Bullying in Open Source Software Is a Massive Security Vulnerability
Bullying in Open Source Software Is a Massive Security Vulnerability
The Xz backdoor and a near miss on the F-Droid app store show how the entitled attitude of some people in the open source community can be used to push malicious or insecure code.
meanwhile Linus hounding down the google devs for making stupid pull requests
Do you have some context for this? I'm out of the loop.
Years ago, Linus Torvalds, creator of Linux, was notoriously mean to people who submitted bad code.
Like he would straight up call it absolute dogshit and say they should feel ashamed, he'd call them fucking morons, on one occasion I believe he even told someone to kill themselves.
In the years since, though, he's said that he's found the abrasive authority figure schtick doesn't really work and has the unfortunate side effect of making others involved adversarial too, or will hasten the notorious FOSS developer burnout, and he has changed to a much warmer and friendlier way of working, and been quite apologetic about his past attitude.
I'll allow it.
The trick is to stop giving af about demands from random assholes. Using software doesn't entitle anyone to updates. Part of the point of open source is if you want it to be different, the source code is available for you to do that.

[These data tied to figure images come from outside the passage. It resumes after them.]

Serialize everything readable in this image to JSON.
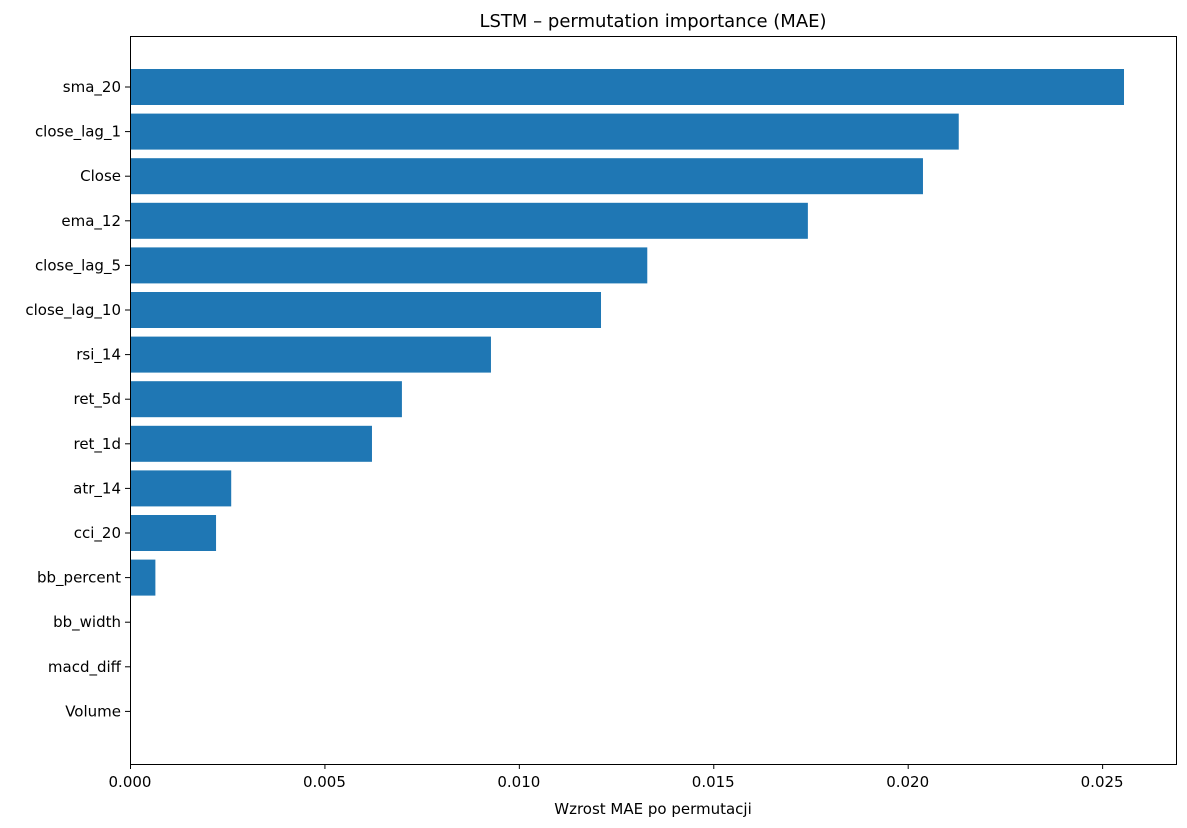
{
  "chart_data": {
    "type": "bar",
    "orientation": "horizontal",
    "title": "LSTM – permutation importance (MAE)",
    "xlabel": "Wzrost MAE po permutacji",
    "ylabel": "",
    "categories": [
      "sma_20",
      "close_lag_1",
      "Close",
      "ema_12",
      "close_lag_5",
      "close_lag_10",
      "rsi_14",
      "ret_5d",
      "ret_1d",
      "atr_14",
      "cci_20",
      "bb_percent",
      "bb_width",
      "macd_diff",
      "Volume"
    ],
    "values": [
      0.02555,
      0.0213,
      0.02038,
      0.01742,
      0.01329,
      0.0121,
      0.00927,
      0.00698,
      0.00621,
      0.00259,
      0.0022,
      0.00064,
      0.0,
      0.0,
      0.0
    ],
    "xlim": [
      0,
      0.0269
    ],
    "xticks": [
      "0.000",
      "0.005",
      "0.010",
      "0.015",
      "0.020",
      "0.025"
    ],
    "grid": false,
    "legend": "none",
    "bar_color": "#1f77b4"
  }
}
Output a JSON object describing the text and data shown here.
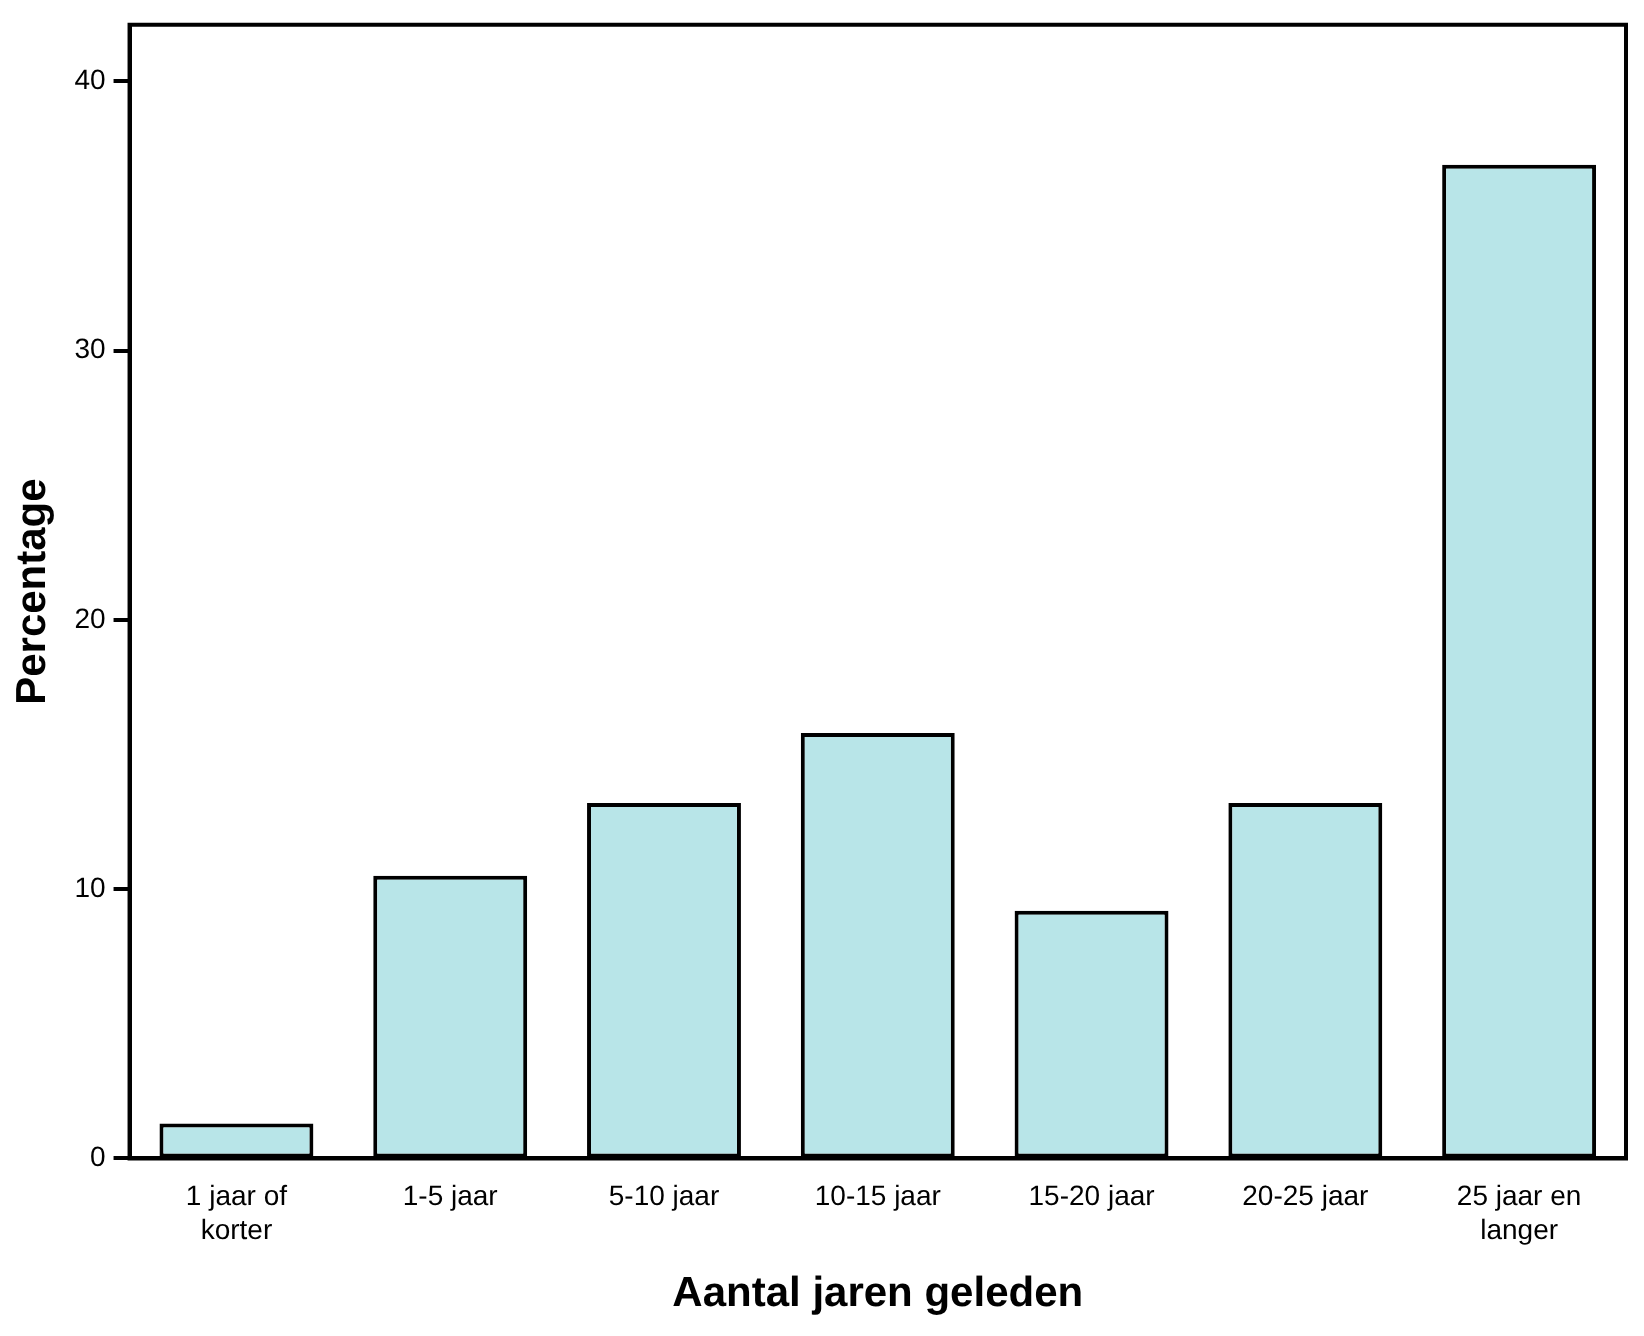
{
  "chart_data": {
    "type": "bar",
    "xlabel": "Aantal jaren geleden",
    "ylabel": "Percentage",
    "categories": [
      "1 jaar of korter",
      "1-5 jaar",
      "5-10 jaar",
      "10-15 jaar",
      "15-20 jaar",
      "20-25 jaar",
      "25 jaar en langer"
    ],
    "values": [
      1.3,
      10.5,
      13.2,
      15.8,
      9.2,
      13.2,
      36.9
    ],
    "color": "#b8e5e8",
    "ylim": [
      0,
      42.1
    ],
    "yticks": [
      0,
      10,
      20,
      30,
      40
    ],
    "grid": false,
    "legend": false
  }
}
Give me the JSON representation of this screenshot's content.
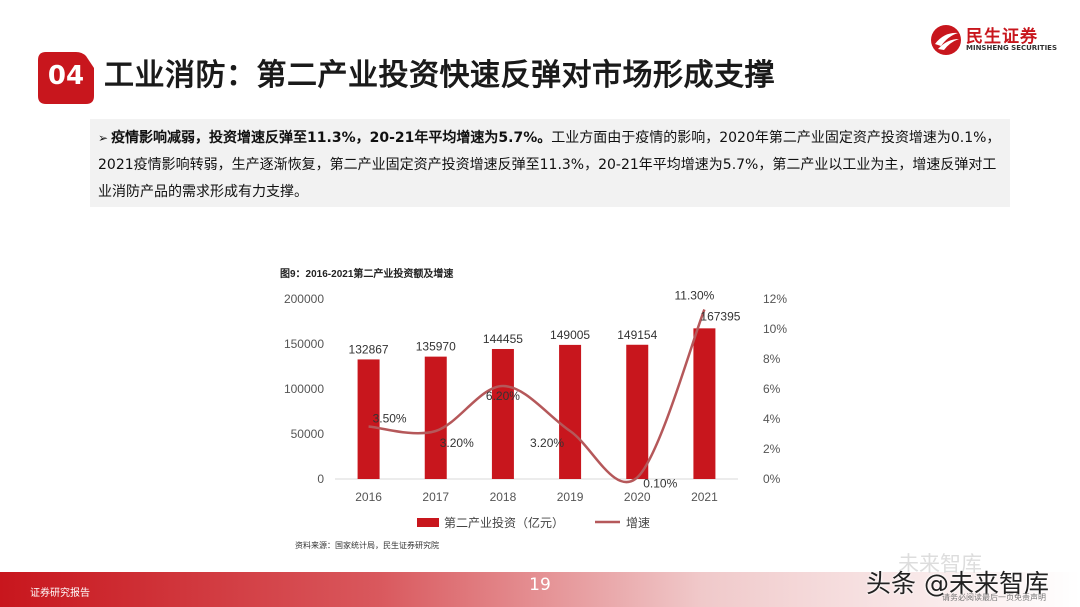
{
  "brand": {
    "name_cn": "民生证券",
    "name_en": "MINSHENG SECURITIES",
    "logo_icon": "minsheng-swoosh-logo",
    "accent_color": "#c8161d"
  },
  "header": {
    "section_number": "04",
    "title": "工业消防：第二产业投资快速反弹对市场形成支撑"
  },
  "summary": {
    "bullet": "➢",
    "bold_text": "疫情影响减弱，投资增速反弹至11.3%，20-21年平均增速为5.7%。",
    "body_text": "工业方面由于疫情的影响，2020年第二产业固定资产投资增速为0.1%，2021疫情影响转弱，生产逐渐恢复，第二产业固定资产投资增速反弹至11.3%，20-21年平均增速为5.7%，第二产业以工业为主，增速反弹对工业消防产品的需求形成有力支撑。"
  },
  "chart_data": {
    "type": "bar",
    "title": "图9：2016-2021第二产业投资额及增速",
    "categories": [
      "2016",
      "2017",
      "2018",
      "2019",
      "2020",
      "2021"
    ],
    "series": [
      {
        "name": "第二产业投资（亿元）",
        "type": "bar",
        "axis": "left",
        "color": "#c8161d",
        "values": [
          132867,
          135970,
          144455,
          149005,
          149154,
          167395
        ],
        "labels": [
          "132867",
          "135970",
          "144455",
          "149005",
          "149154",
          "167395"
        ]
      },
      {
        "name": "增速",
        "type": "line",
        "axis": "right",
        "color": "#b5585a",
        "values": [
          3.5,
          3.2,
          6.2,
          3.2,
          0.1,
          11.3
        ],
        "labels": [
          "3.50%",
          "3.20%",
          "6.20%",
          "3.20%",
          "0.10%",
          "11.30%"
        ]
      }
    ],
    "y_left": {
      "min": 0,
      "max": 200000,
      "ticks": [
        "0",
        "50000",
        "100000",
        "150000",
        "200000"
      ]
    },
    "y_right": {
      "min": 0,
      "max": 12,
      "ticks": [
        "0%",
        "2%",
        "4%",
        "6%",
        "8%",
        "10%",
        "12%"
      ]
    },
    "legend_position": "bottom",
    "grid": false,
    "source": "资料来源：国家统计局，民生证券研究院"
  },
  "footer": {
    "left_text": "证券研究报告",
    "page_number": "19"
  },
  "watermark": {
    "faded": "未来智库",
    "main": "头条 @未来智库",
    "sub": "请务必阅读最后一页免责声明"
  }
}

Yup. I've contributed to a number of FOSS projects (including lemmy) and try to always observe the proper etiquette. That means (IMO):
- read through the contribution guidelines and follow them to a T
- check for feedback at least once/day
- allow at least two days for initial feedback, and gradually back off (so bump after 2 days, bump again after another 3-4 days)
- if there's no feedback after a week, bring it up on another channel (IRC, Matrix, email, etc)
- never demand anything, always ask how to help
None of that is written down anywhere, but to me it's common sense. If you don't want to do that, fork the project and maintain it yourself. Maybe they'll pull your changes in if they're good.
Well, it's fun that they mention F-Droid, because the maintainers are bullies who bully their contributors and generally act very unpleasant. They like to make new rules on the spot.
I abandoned using the project altogether, not someone I want to support.
Seems to me like they've done a pretty good job keeping their store free of malicious apps, I've never heard of any breaches like I have of every other store including Snap and Flatpak.
Maybe they're pissing some people off in the process, but maybe it's the right people to piss off. They've been able to hold it together in the FOSS app space better than most.
I would simply deal with these bullies by telling them to fuck off and fork their own thing instead of bugging me to push an update on the main. This feels nore like it should be happening to closed source things where the only way to get a thing in it is to beg the dev.
Naturally closed source for profit software is so much better and would never contain anything malicious.
We know this for certain because the PR department affirmed us that there is nothing malicious or illegal within their code. There internal investigations found no proof of hacking from external sources, All code changes where done with the full legal permission of our Ceo and Overlord Marz Kucherberg (tm)
This comment said:
Naturally closed source for profit software is so much better and would never contain anything malicious.
We know this for certain because the PR department affirmed us that there is nothing malicious or illegal within their code. There internal investigations found no proof of hacking from external sources, All code changes where done with the full legal permission of our Ceo and Overlord Marz Kucherberg (tm)
No need to be so defensive... unless you you the F-Droid team they are writing about. Are you?
Either way it is just whataboutism aimed at a strawman. No one is saying proprietary software is better.
Not sure why its still showing for you but i removed my comment seconds after posting as i misread and didnt know this was about bulling. I firmly stand against bullies of any kind.
Ever since the xz thing i have noticed a general increase in articles and clickbait titles spreading fear about open source software in general, its started to feel like intentional propaganda, for this post it was unwarranted.
Ps: please do confirm if my comments is removed by now on your end, i suspect comments may not always continue to sync between lemmy servers after the first initial postings.
It's probably far more common than most people realize. Open source software doesn't automatically make it secure, and in many cases can be less secure than closed source as it's just one or two people doing it for free.
Much easier to be tempted to do something wrong or to get others to help in and take the weight off.
in many cases can be less secure than closed source as it's just one or two people doing it for free.
Absurd take. How could having the source closed possibly enhance the security?
Closed source software has the exact same bullying issue, the difference is instead of the bullies being random people on the internet, they are managers with power over you. They are at least as likely to make you do something dangerous as the randoms, but they don't have to try as hard to hide it.
It's not the same, but it can be.
Bullying in closed source software is a company culture issue. Bullying in open source software can come from anywhere, and a good CoC won't necessarily fix it because outside community members can just bully from different accounts. But that also means bad company culture can't be fixed as easily as playing whack-a-mole in a FOSS project.
I mean you can see the source code. You'll know if anyone does something weird if you have two braincells.Edit: Clown here move along.
How do you qualify the security of a closed source code when you can't verify it?
I'd bet on for-profit motive over passion-project when it comes to being tempted to do something wrong.